Wright was killed on 27 December 1997 inside the Maze Prison, where he was imprisoned for having made threats, once more against a woman. Three members of the Irish National Liberation Army (INLA) shot Wright dead inside a prison van in the forecourt outside H Block 6 as it was transporting him and fellow LVF prisoner Norman Green to the visitors' complex. Five months after Wright's assassination, Robin Jackson died of lung cancer at his home in the village of Donaghcloney, near Lurgan.

==Subsequent activity==
Whilst the entire Portadown UVF defected to the LVF, other important Mid-Ulster Brigade units based in Lurgan, Donaghcloney, Richill and Banbridge instead swore loyalty to the Belfast leadership. A balaclava-wearing Mid-Ulster Brigade member appeared at a rally on Belfast's Shankill Road on 2 September 1996 to read out a statement in which the remnants of the Mid-Ulster Brigade described the Wright-LVF issue as being "about internal discipline within the UVF" and denounced Wright for breaking the UVF's code. The feud re-ignited in 2000 and 2001 when the Mid-Ulster Brigade effectively eliminated the LVF. It was during this feud that brigadier Richard Jameson, leader of the Mid-Ulster Brigade, was shot dead by the LVF outside his home near Portadown on 10 January 2000. A month later, members of the Mid-Ulster Brigade beat and stabbed Protestant teenagers, Andrew Robb and David McIlwaine to death on a country road outside Tandragee, County Armagh after one of them had made disparaging comments about Jameson's killing earlier on at a drinking party. Neither of the boys was a member of the LVF or any other loyalist paramilitary organisation.
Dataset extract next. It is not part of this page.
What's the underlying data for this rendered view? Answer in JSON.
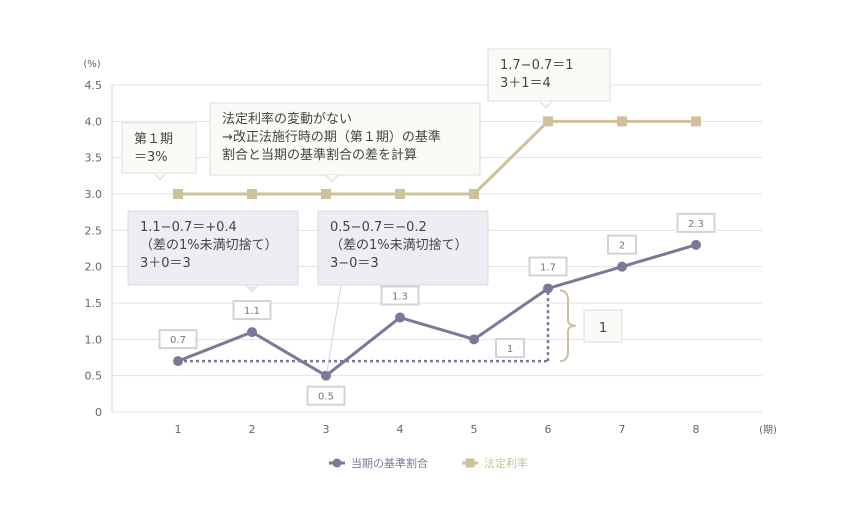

The brigade was a centre of opposition to leadership plans to decommission weapons in 2007, leading to sixty members being stood down by the Belfast leadership. Subsequently, a group in the area calling itself the "Real UVF" issued a series of threats against Sinn Féin members in 2008 and against dissident republicans in 2010. What connection, if any, exists between the Mid-Ulster Brigade and the Real UVF is not known.

The Mid-Ulster UVF was blamed for a series of attacks and disturbances in Portadown during the Orange Order's "marching season" in July 2011.